Hardy's gaze is ostensibly in the service of 'saving' Tess. It sees beyond the surface and the material. It is recording a history with the intent of presenting her to the world as an instance of what the book's subtitle argues is "a pure woman." Yet, it often bears an uncomfortable resemblance to Alec's gaze. Like the narrator, Alec's eye goes where it wills; "there was a singular force in the gentleman's face, and in his bold rolling eye"(40). While Hardy literally establishes his position in relation to her by often viewing her from a height, Alec affects a more figurative mastery. Accompanying her about the yard on their first meeting, he at first puts food into her hand but ends by insisting on feeding her with his own hand, like a baby or a helpless farm animal. She is his art object and he is the artist that carefully controls it. During their walk, he opens by handing her flowers and directing her where to put them and "when she could affix no more he himself tucked a bud or two into her hat"(40). And, as the narrator does throughout the novel,Alec routinely looks at Tess without her knowledge. On their first meeting, during lunch, he "watched her pretty and unconscious munching through the skein of smmoke that pervaded the tent"(42). Throughout the novel, he is always watching her from behind a hedge or a corner or the draperies of his mother's bed.
When Tess eventually leaves Blakemore to take up residence in the Vale of Little Dairies, "the sense of being amid new scenes where there were no invidious eyes upon her, sent up her spirits wonderfully"(103). The invidious eyes referred to are presumably Alec's?
In observing and describing Tess, the narrator often mentions what would seem two contradictory aspects of her bearing: her unconsciousness and modesty. Her modesty causes Angel to all but misses her till the end of their first encounter: "She was so modest, so expressive, she had looked so soft"(18). She is not woven into the social world with it's measuring eyes, and when she dances, she "enjoyed dancing a measure purely for it's own sake"(19). Ironically, far from drawing attention away, Tess's modesty draws it: "she seduces casual attention in that she never courts it"(88).

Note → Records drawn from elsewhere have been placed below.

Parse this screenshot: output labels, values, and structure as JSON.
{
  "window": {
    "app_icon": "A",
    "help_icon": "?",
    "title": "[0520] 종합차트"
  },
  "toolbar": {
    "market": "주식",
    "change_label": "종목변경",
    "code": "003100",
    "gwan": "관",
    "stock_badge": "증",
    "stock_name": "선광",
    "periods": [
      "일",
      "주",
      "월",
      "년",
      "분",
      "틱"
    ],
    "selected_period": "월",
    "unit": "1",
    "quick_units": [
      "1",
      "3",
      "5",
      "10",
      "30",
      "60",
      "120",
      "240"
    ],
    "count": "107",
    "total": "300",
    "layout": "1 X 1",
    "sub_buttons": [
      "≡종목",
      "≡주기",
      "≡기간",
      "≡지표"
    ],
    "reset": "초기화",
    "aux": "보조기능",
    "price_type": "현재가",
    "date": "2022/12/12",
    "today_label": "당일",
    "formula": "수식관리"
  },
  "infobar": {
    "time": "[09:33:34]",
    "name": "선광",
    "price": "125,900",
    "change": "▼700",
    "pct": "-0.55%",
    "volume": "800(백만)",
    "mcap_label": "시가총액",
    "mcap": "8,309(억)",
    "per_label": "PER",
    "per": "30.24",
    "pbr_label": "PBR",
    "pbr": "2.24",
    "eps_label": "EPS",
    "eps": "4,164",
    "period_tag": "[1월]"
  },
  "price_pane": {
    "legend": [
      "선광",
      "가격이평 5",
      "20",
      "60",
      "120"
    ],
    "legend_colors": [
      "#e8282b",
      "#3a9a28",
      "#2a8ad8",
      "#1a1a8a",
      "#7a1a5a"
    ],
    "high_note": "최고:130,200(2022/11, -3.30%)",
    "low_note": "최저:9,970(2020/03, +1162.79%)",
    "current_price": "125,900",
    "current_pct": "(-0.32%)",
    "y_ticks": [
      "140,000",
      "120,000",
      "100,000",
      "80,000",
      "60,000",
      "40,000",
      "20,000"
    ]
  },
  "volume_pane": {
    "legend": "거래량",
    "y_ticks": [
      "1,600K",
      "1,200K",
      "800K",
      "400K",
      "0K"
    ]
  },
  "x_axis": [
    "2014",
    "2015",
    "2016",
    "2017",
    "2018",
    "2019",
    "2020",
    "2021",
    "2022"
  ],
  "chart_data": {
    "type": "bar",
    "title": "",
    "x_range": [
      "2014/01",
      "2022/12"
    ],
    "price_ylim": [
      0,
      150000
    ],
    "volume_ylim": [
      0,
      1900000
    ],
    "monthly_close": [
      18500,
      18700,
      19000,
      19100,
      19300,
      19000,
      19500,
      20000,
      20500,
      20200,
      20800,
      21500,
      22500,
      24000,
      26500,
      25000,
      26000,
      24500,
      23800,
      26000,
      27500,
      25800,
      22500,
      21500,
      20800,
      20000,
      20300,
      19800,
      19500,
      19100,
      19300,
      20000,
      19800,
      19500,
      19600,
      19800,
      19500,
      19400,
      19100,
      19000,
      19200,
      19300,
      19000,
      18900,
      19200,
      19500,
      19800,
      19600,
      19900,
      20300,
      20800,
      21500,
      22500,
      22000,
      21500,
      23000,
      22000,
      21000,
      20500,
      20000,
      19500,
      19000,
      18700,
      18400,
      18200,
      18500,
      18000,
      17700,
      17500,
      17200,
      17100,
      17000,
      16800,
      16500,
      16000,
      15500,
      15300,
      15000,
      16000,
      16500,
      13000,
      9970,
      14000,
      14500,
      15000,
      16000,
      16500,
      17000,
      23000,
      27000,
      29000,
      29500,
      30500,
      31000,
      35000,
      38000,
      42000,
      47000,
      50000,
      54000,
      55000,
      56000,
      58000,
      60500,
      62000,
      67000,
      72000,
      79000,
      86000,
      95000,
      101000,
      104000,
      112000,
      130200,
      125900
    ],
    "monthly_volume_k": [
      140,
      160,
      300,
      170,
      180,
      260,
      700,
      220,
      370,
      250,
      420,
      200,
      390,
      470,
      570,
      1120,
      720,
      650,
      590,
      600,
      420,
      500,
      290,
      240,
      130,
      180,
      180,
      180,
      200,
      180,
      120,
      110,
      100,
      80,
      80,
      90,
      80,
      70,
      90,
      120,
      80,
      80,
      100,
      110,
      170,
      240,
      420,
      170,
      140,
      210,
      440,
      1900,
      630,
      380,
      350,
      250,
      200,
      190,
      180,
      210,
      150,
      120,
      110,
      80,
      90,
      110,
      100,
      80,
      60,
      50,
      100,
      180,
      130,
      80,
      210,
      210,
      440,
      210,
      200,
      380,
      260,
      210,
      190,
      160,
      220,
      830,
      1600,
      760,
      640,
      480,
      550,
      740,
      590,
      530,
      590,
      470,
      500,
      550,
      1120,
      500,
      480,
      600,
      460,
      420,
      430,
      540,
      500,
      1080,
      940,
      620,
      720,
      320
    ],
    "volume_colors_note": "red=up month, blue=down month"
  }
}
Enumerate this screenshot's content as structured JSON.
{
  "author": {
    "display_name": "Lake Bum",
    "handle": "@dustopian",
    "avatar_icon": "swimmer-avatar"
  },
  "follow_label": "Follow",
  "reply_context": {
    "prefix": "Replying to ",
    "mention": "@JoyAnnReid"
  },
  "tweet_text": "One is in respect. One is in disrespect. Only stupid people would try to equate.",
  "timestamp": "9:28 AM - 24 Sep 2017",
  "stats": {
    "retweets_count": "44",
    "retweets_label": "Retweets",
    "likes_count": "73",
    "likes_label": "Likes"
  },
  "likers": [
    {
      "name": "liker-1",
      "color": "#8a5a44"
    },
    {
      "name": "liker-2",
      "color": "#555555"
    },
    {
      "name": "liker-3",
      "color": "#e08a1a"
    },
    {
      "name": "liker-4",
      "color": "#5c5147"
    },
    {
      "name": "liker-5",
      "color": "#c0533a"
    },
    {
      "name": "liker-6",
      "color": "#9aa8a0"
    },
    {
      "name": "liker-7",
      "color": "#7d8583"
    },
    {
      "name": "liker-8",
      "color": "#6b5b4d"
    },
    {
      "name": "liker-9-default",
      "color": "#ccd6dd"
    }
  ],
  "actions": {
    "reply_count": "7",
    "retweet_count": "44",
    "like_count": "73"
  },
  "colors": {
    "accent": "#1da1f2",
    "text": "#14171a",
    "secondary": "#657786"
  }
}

It is an unconsciousness on her part that seemingly compells attention. Thus, in the lunch scene cited above, she "unconsciously munches" and Alec watches mesmerized. Likewise, after being decorated by Alec on their first meeting, she rides home in a carriage with other passengers "with an inward and not an outward eye"(44). When someone finally tells her "you be quite a posy...Then she became aware of the spectacle she presented to their site".

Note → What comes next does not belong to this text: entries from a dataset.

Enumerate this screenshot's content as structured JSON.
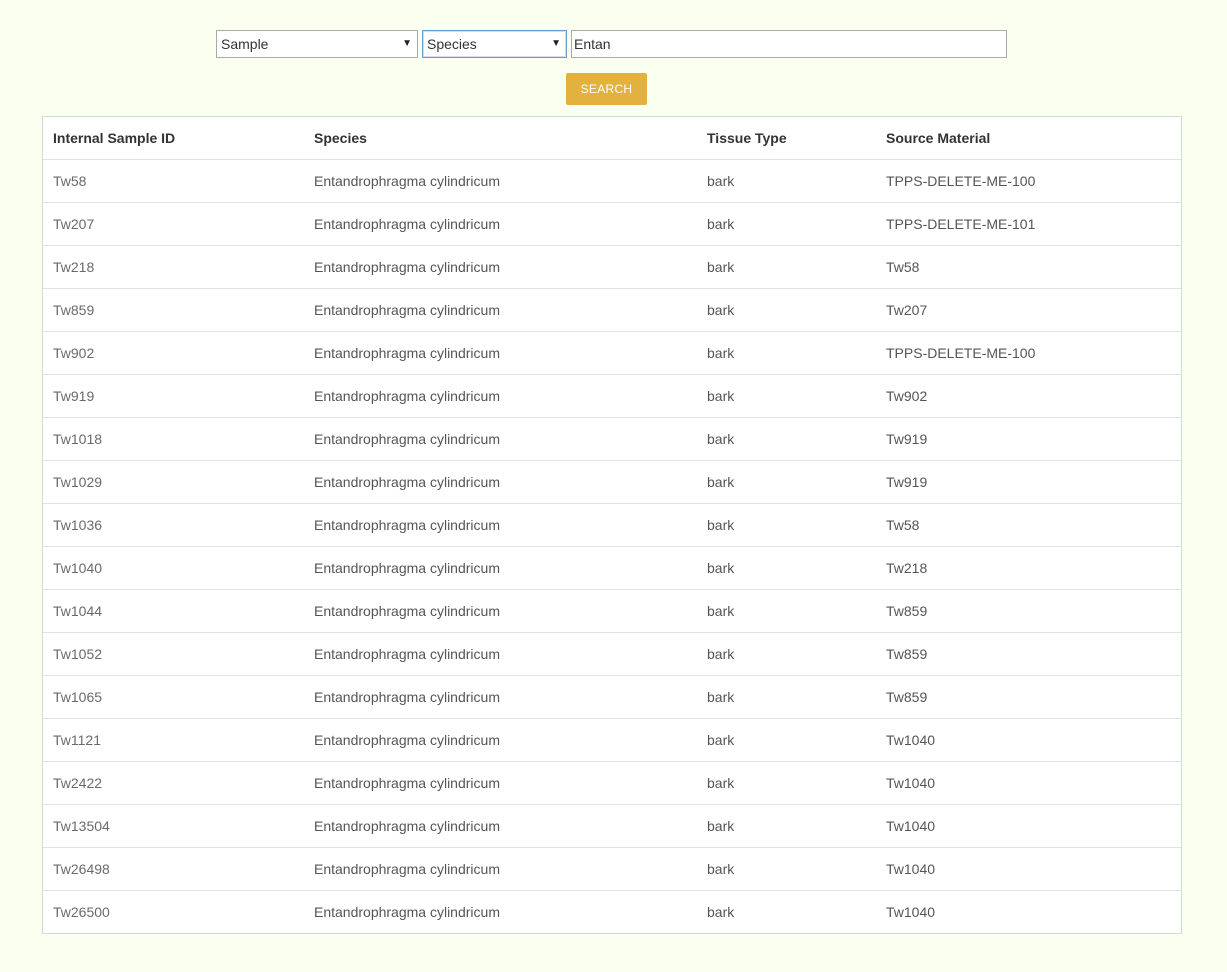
{
  "search": {
    "field_select": "Sample",
    "field_select_arrow": "▼",
    "filter_select": "Species",
    "filter_select_arrow": "▼",
    "query_value": "Entan",
    "button_label": "SEARCH"
  },
  "table": {
    "headers": [
      "Internal Sample ID",
      "Species",
      "Tissue Type",
      "Source Material"
    ],
    "rows": [
      [
        "Tw58",
        "Entandrophragma cylindricum",
        "bark",
        "TPPS-DELETE-ME-100"
      ],
      [
        "Tw207",
        "Entandrophragma cylindricum",
        "bark",
        "TPPS-DELETE-ME-101"
      ],
      [
        "Tw218",
        "Entandrophragma cylindricum",
        "bark",
        "Tw58"
      ],
      [
        "Tw859",
        "Entandrophragma cylindricum",
        "bark",
        "Tw207"
      ],
      [
        "Tw902",
        "Entandrophragma cylindricum",
        "bark",
        "TPPS-DELETE-ME-100"
      ],
      [
        "Tw919",
        "Entandrophragma cylindricum",
        "bark",
        "Tw902"
      ],
      [
        "Tw1018",
        "Entandrophragma cylindricum",
        "bark",
        "Tw919"
      ],
      [
        "Tw1029",
        "Entandrophragma cylindricum",
        "bark",
        "Tw919"
      ],
      [
        "Tw1036",
        "Entandrophragma cylindricum",
        "bark",
        "Tw58"
      ],
      [
        "Tw1040",
        "Entandrophragma cylindricum",
        "bark",
        "Tw218"
      ],
      [
        "Tw1044",
        "Entandrophragma cylindricum",
        "bark",
        "Tw859"
      ],
      [
        "Tw1052",
        "Entandrophragma cylindricum",
        "bark",
        "Tw859"
      ],
      [
        "Tw1065",
        "Entandrophragma cylindricum",
        "bark",
        "Tw859"
      ],
      [
        "Tw1121",
        "Entandrophragma cylindricum",
        "bark",
        "Tw1040"
      ],
      [
        "Tw2422",
        "Entandrophragma cylindricum",
        "bark",
        "Tw1040"
      ],
      [
        "Tw13504",
        "Entandrophragma cylindricum",
        "bark",
        "Tw1040"
      ],
      [
        "Tw26498",
        "Entandrophragma cylindricum",
        "bark",
        "Tw1040"
      ],
      [
        "Tw26500",
        "Entandrophragma cylindricum",
        "bark",
        "Tw1040"
      ]
    ]
  },
  "colors": {
    "page_background": "#fbfff0",
    "button_background": "#e3b23e",
    "table_border": "#c6e3cf"
  }
}
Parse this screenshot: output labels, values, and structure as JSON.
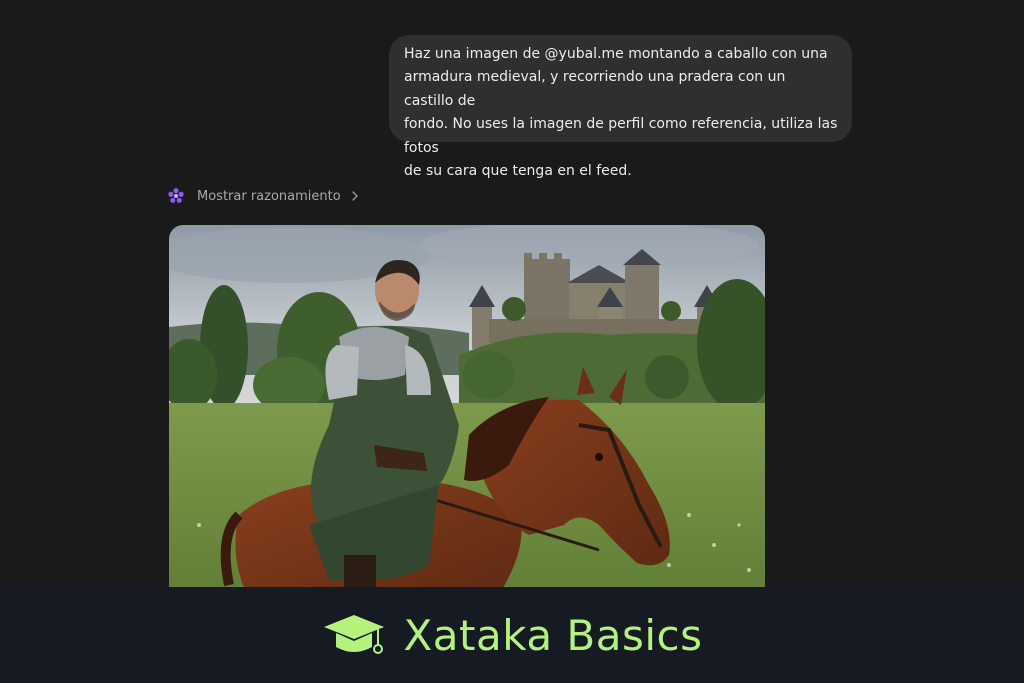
{
  "user_message": {
    "lines": [
      "Haz una imagen de @yubal.me montando a caballo con una",
      "armadura medieval, y recorriendo una pradera con un castillo de",
      "fondo. No uses la imagen de perfil como referencia, utiliza las fotos",
      "de su cara que tenga en el feed."
    ]
  },
  "assistant": {
    "reasoning_label": "Mostrar razonamiento",
    "reasoning_icon": "flower-sparkle-icon",
    "reasoning_chevron": "chevron-right-icon"
  },
  "banner": {
    "brand": "Xataka Basics",
    "icon": "graduation-cap-icon"
  },
  "colors": {
    "page_bg": "#1a1a1a",
    "bubble_bg": "#2f2f2f",
    "banner_bg": "#161b23",
    "brand": "#b5f27c",
    "reasoning_icon": "#8e5bf2"
  }
}
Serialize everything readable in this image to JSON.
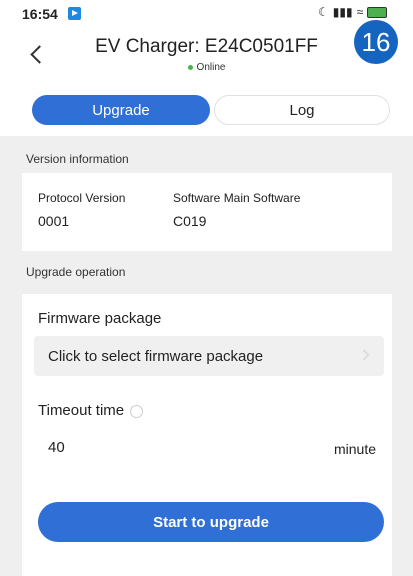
{
  "statusbar": {
    "time": "16:54",
    "icons": "☾ ∵ᴀᴜʟ ≈"
  },
  "header": {
    "title": "EV Charger: E24C0501FF",
    "status": "Online",
    "badge": "16"
  },
  "tabs": [
    {
      "label": "Upgrade",
      "active": true
    },
    {
      "label": "Log",
      "active": false
    }
  ],
  "version": {
    "section_label": "Version information",
    "items": [
      {
        "key": "Protocol Version",
        "value": "0001"
      },
      {
        "key": "Software Main Software",
        "value": "C019"
      }
    ]
  },
  "upgrade": {
    "section_label": "Upgrade operation",
    "firmware_label": "Firmware package",
    "firmware_placeholder": "Click to select firmware package",
    "timeout_label": "Timeout time",
    "timeout_value": "40",
    "timeout_unit": "minute",
    "start_label": "Start to upgrade"
  },
  "colors": {
    "accent": "#2f6fd6",
    "online": "#4caf50",
    "badge": "#1565c0"
  }
}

I return to the narrator's observation of Tess and the girls in the Ceralia. According to the narrator, these girls experience "a difficulty of arranging their lips in this crude exposure to public scrutiny" and their "self-consciousness...showed that they were genuine country girls, unaccustomed to many eyes"(14). What draws eyes is an unconsciousness that promises a genuine or natural self. Yet, this eye inevitably would seem to "corrupt" that genuine expression to the extent it's dependent on the object's unconsciousness.